According to Uber, restaurants and municipalities alike face supply chain issues, limited access to composting and recycling infrastructure, and other issues. Its solution is to partner with packaging providers across Europe, Asia Pacific, and the US in a bid to offer sustainability-minded, discounted options to over one million operating Uber Eats merchants.

Reusable packaging pilots are also running in France, Switzerland, Germany, and the UK, among other countries.

In the United States, Uber Eats has partnered with DeliverZero, bringing its model for reusable takeaway packaging to Uber Eats restaurants in New York and Colorado. Now the companies have expanded their partnership to over 130 restaurants on the West Coast, focusing closely on the regions around Los Angeles and San Fransisco.

The solution seeks to help merchants and platforms distribute food in reusable containers that are easily returned at storefronts or via a courier. In turn, it aims to cut down on packaging waste and give consumers the means to contribute.

Consumers ordering food through Uber Eats in New York, Boulder, Denver, Los Angeles, or the Bay Area are encouraged to search for ‘DeliverZero’, or to find the DeliverZero reusable packaging banner or carousel to find participating restaurants. Before proceeding to checkout, they are directed to the top of the restaurant’s menu to select the “Use DeliverZero containers, please” option; its price varies between merchants but is said to cost around $1.00 across the country.

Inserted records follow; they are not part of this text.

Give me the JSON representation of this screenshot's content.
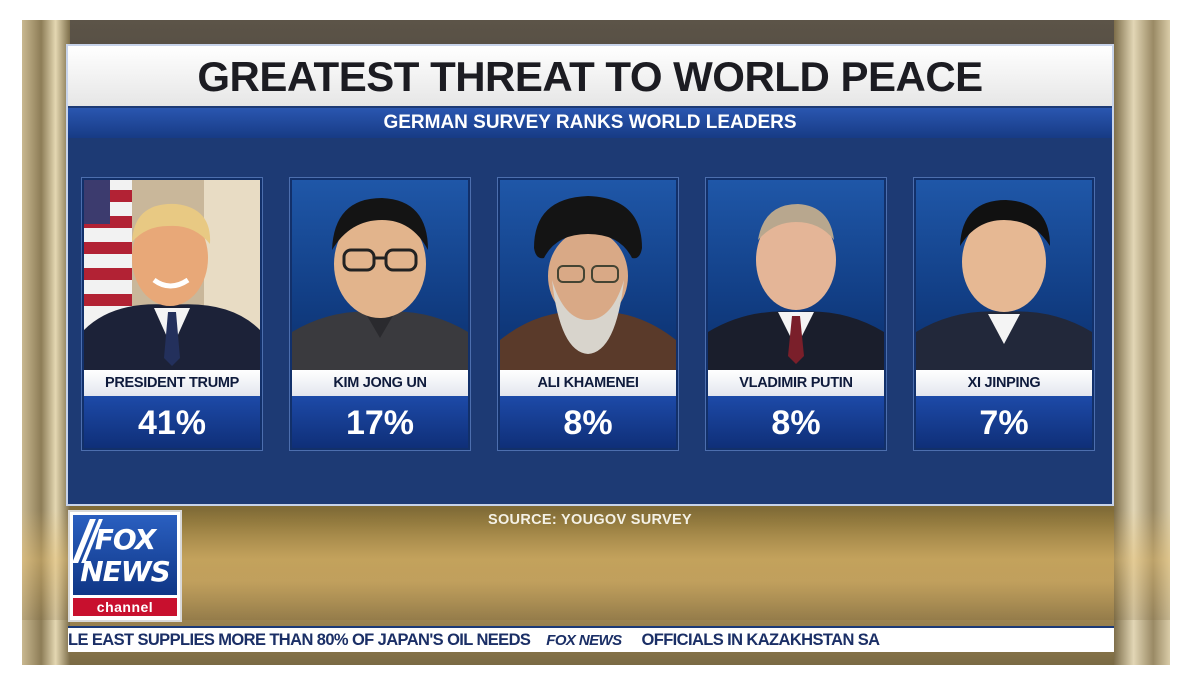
{
  "graphic": {
    "title": "GREATEST THREAT TO WORLD PEACE",
    "subtitle": "GERMAN SURVEY RANKS WORLD LEADERS",
    "source": "SOURCE: YOUGOV SURVEY",
    "leaders": [
      {
        "name": "PRESIDENT TRUMP",
        "percent": "41%"
      },
      {
        "name": "KIM JONG UN",
        "percent": "17%"
      },
      {
        "name": "ALI KHAMENEI",
        "percent": "8%"
      },
      {
        "name": "VLADIMIR PUTIN",
        "percent": "8%"
      },
      {
        "name": "XI JINPING",
        "percent": "7%"
      }
    ]
  },
  "logo": {
    "line1": "FOX",
    "line2": "NEWS",
    "line3": "channel"
  },
  "ticker": {
    "left_text": "LE EAST SUPPLIES MORE THAN 80% OF JAPAN'S OIL NEEDS",
    "brand": "FOX NEWS",
    "right_text": "OFFICIALS IN KAZAKHSTAN SA"
  },
  "colors": {
    "panel_blue": "#1d3a74",
    "bar_blue": "#1d4aa8",
    "channel_red": "#c8102e"
  }
}
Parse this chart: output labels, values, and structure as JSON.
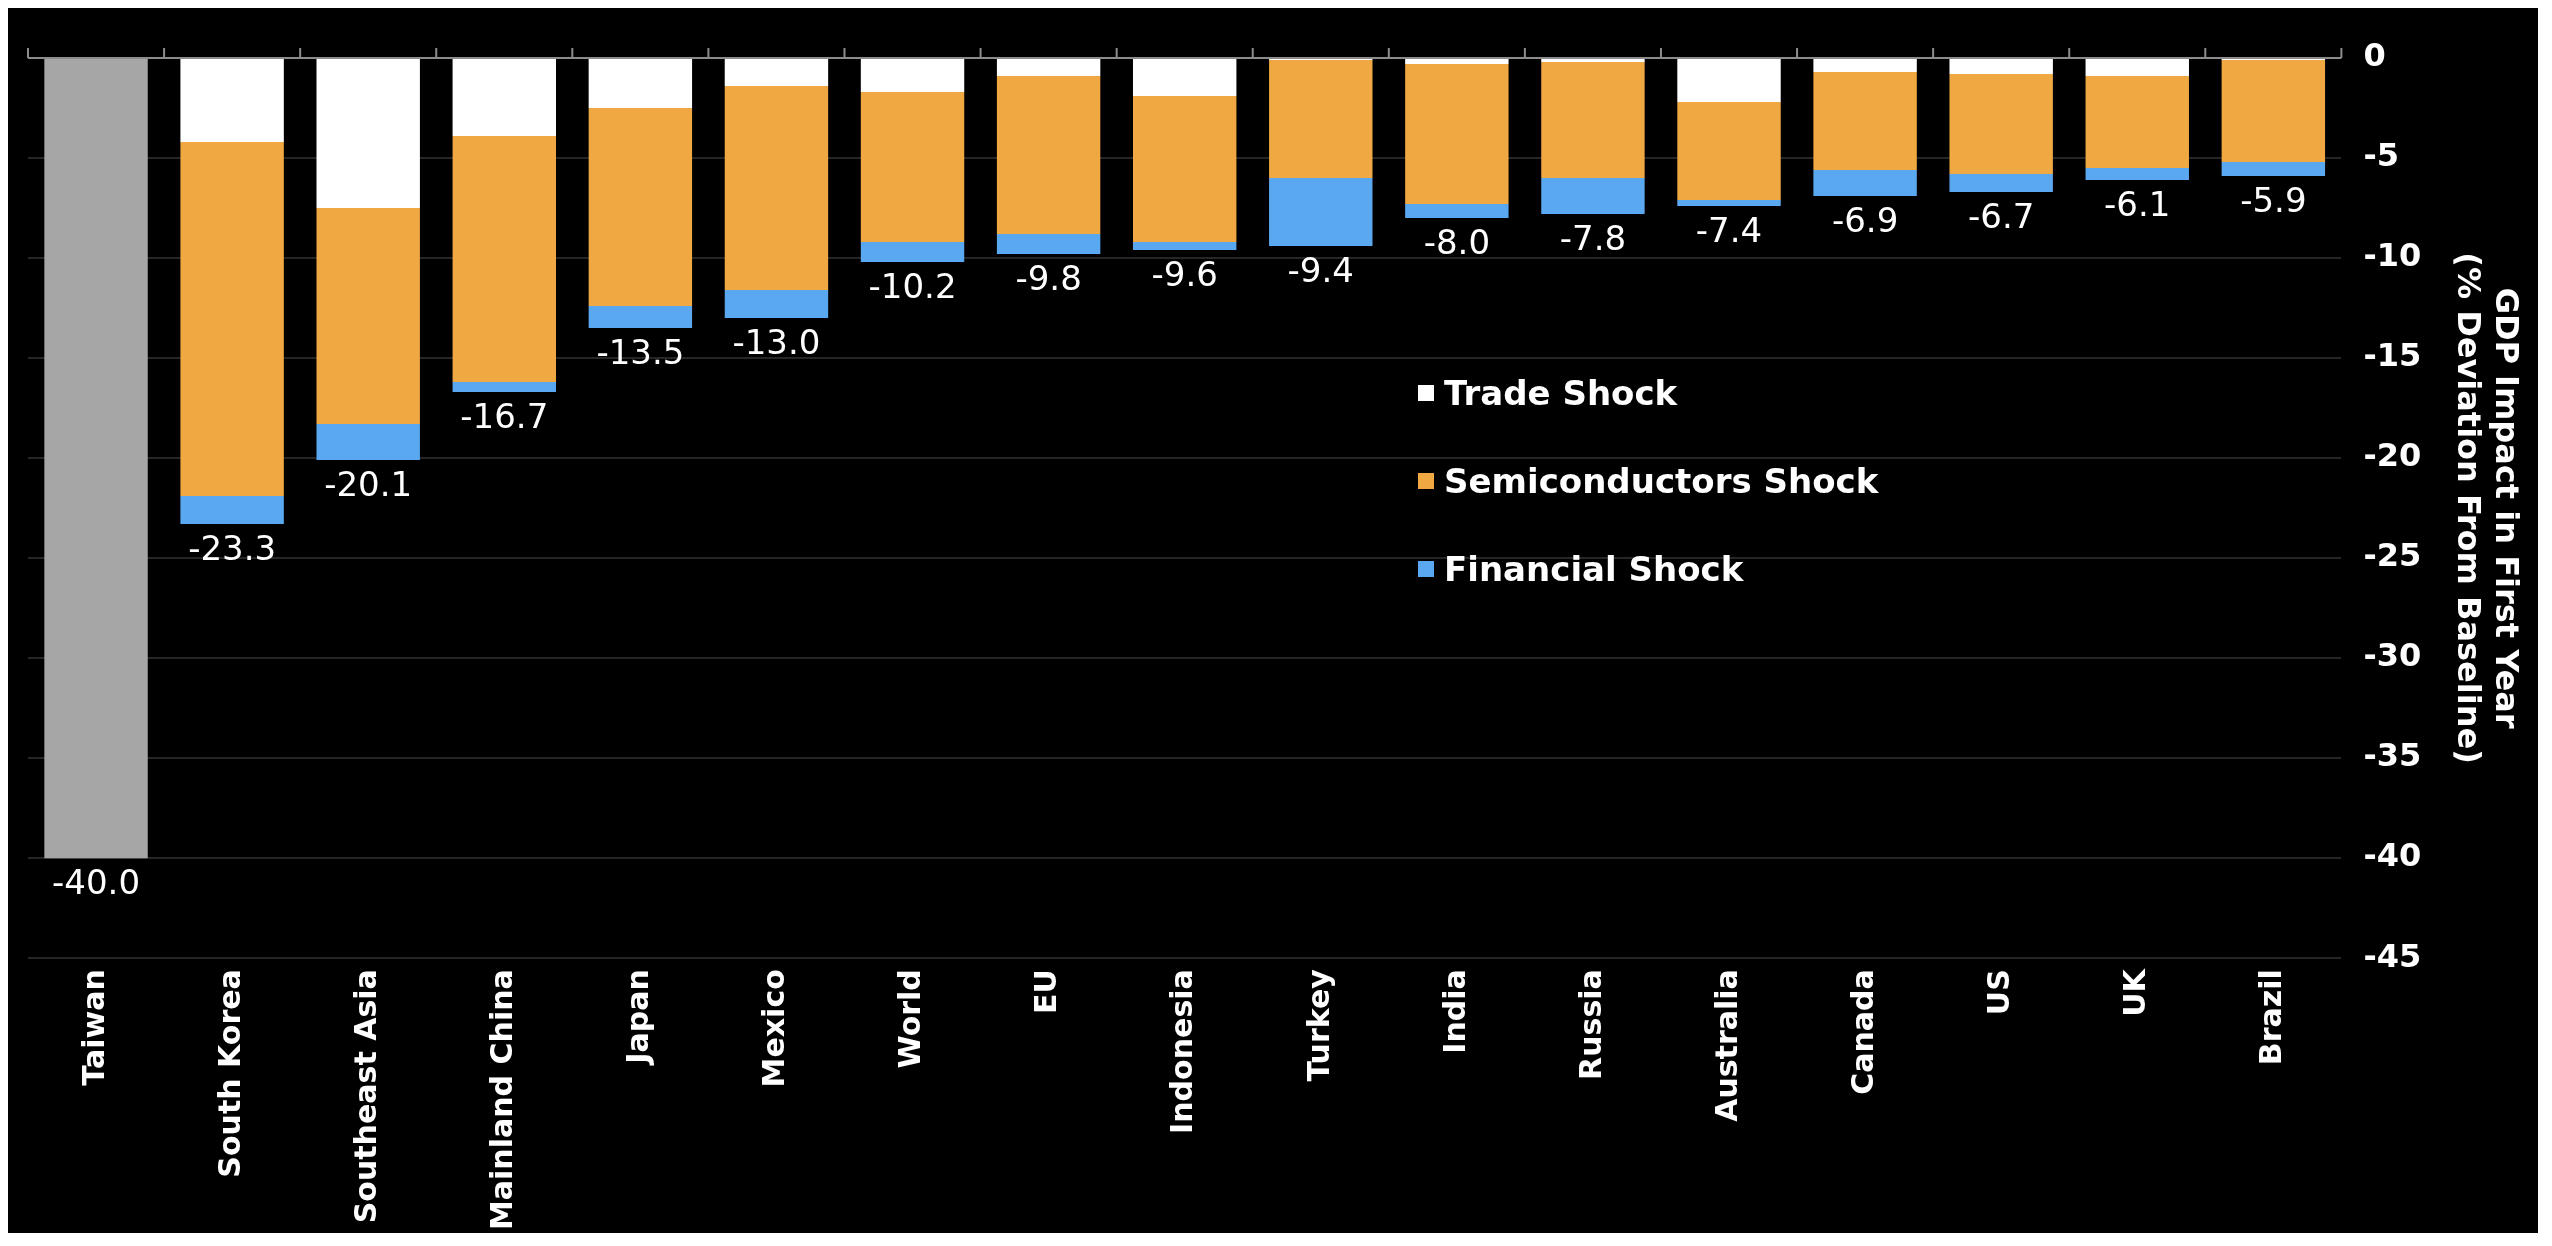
{
  "chart_data": {
    "type": "bar",
    "stacked": true,
    "categories": [
      "Taiwan",
      "South Korea",
      "Southeast Asia",
      "Mainland China",
      "Japan",
      "Mexico",
      "World",
      "EU",
      "Indonesia",
      "Turkey",
      "India",
      "Russia",
      "Australia",
      "Canada",
      "US",
      "UK",
      "Brazil"
    ],
    "series": [
      {
        "name": "Trade Shock",
        "color": "#ffffff",
        "values": [
          null,
          -4.2,
          -7.5,
          -3.9,
          -2.5,
          -1.4,
          -1.7,
          -0.9,
          -1.9,
          -0.1,
          -0.3,
          -0.2,
          -2.2,
          -0.7,
          -0.8,
          -0.9,
          -0.1
        ]
      },
      {
        "name": "Semiconductors Shock",
        "color": "#f0a842",
        "values": [
          null,
          -17.7,
          -10.8,
          -12.3,
          -9.9,
          -10.2,
          -7.5,
          -7.9,
          -7.3,
          -5.9,
          -7.0,
          -5.8,
          -4.9,
          -4.9,
          -5.0,
          -4.6,
          -5.1
        ]
      },
      {
        "name": "Financial Shock",
        "color": "#5aa9f0",
        "values": [
          null,
          -1.4,
          -1.8,
          -0.5,
          -1.1,
          -1.4,
          -1.0,
          -1.0,
          -0.4,
          -3.4,
          -0.7,
          -1.8,
          -0.3,
          -1.3,
          -0.9,
          -0.6,
          -0.7
        ]
      },
      {
        "color": "#a6a6a6",
        "values": [
          -40.0,
          null,
          null,
          null,
          null,
          null,
          null,
          null,
          null,
          null,
          null,
          null,
          null,
          null,
          null,
          null,
          null
        ]
      }
    ],
    "totals": [
      "-40.0",
      "-23.3",
      "-20.1",
      "-16.7",
      "-13.5",
      "-13.0",
      "-10.2",
      "-9.8",
      "-9.6",
      "-9.4",
      "-8.0",
      "-7.8",
      "-7.4",
      "-6.9",
      "-6.7",
      "-6.1",
      "-5.9"
    ],
    "ylabel": "GDP Impact in First Year\n(% Deviation From Baseline)",
    "ylim": [
      -45,
      0
    ],
    "yticks": [
      0,
      -5,
      -10,
      -15,
      -20,
      -25,
      -30,
      -35,
      -40,
      -45
    ],
    "grid": "y",
    "legend": "right"
  }
}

The courier collects and delivers the order as usual, but it arrives in reusable, returnable packaging. The consumer will also receive a text listing options for returning the packaging; it can be returned to the original restaurant or any participating DeliverZero restaurant, which 70% of DeliverZero customers are said to opt for, or the consumer can schedule a pickup by a DeliverZero partnered courier.

Since the partnership launched in New York City last year, it is thought to have prevented 11,000 single-use containers from ending up in landfills. It is estimated to avoid over 1,810kg of greenhouse gas emissions and almost 6,000 gallons of water.

Now 20 Los Angeles-based restaurant partners on Uber Eats have signed on with DeliverZero, and the number is expected to increase. It is claimed that Uber Eats’ account management teams are helping various interested restaurants across America introduce reusables via incentives and more.

The company also emphasizes that consumers ordering DeliverZero packaging through Uber Eats will receive the packaging for free in the lead up to Earth Day on 22nd April.

This development follows various other sustainability-minded efforts from Uber Eats last year. For instance, it worked with Visa to launch a programme helping restaurants embrace environmentally conscious packaging solutions with a $1 million fund; and, financed by Hubbub and Starbucks’ Bring It Back Fund, it trialled an alternative reusable system featuring doorstep collection – evaluating whether the convenience of such a service would drive uptake in reusable packaging.

More recently, TOMRA and the municipality of Aarhus announced a pilot for the ‘world’s first’ open-managed system for reusable takeaway packaging. This solution is anticipated to guide entire cities away from single-use.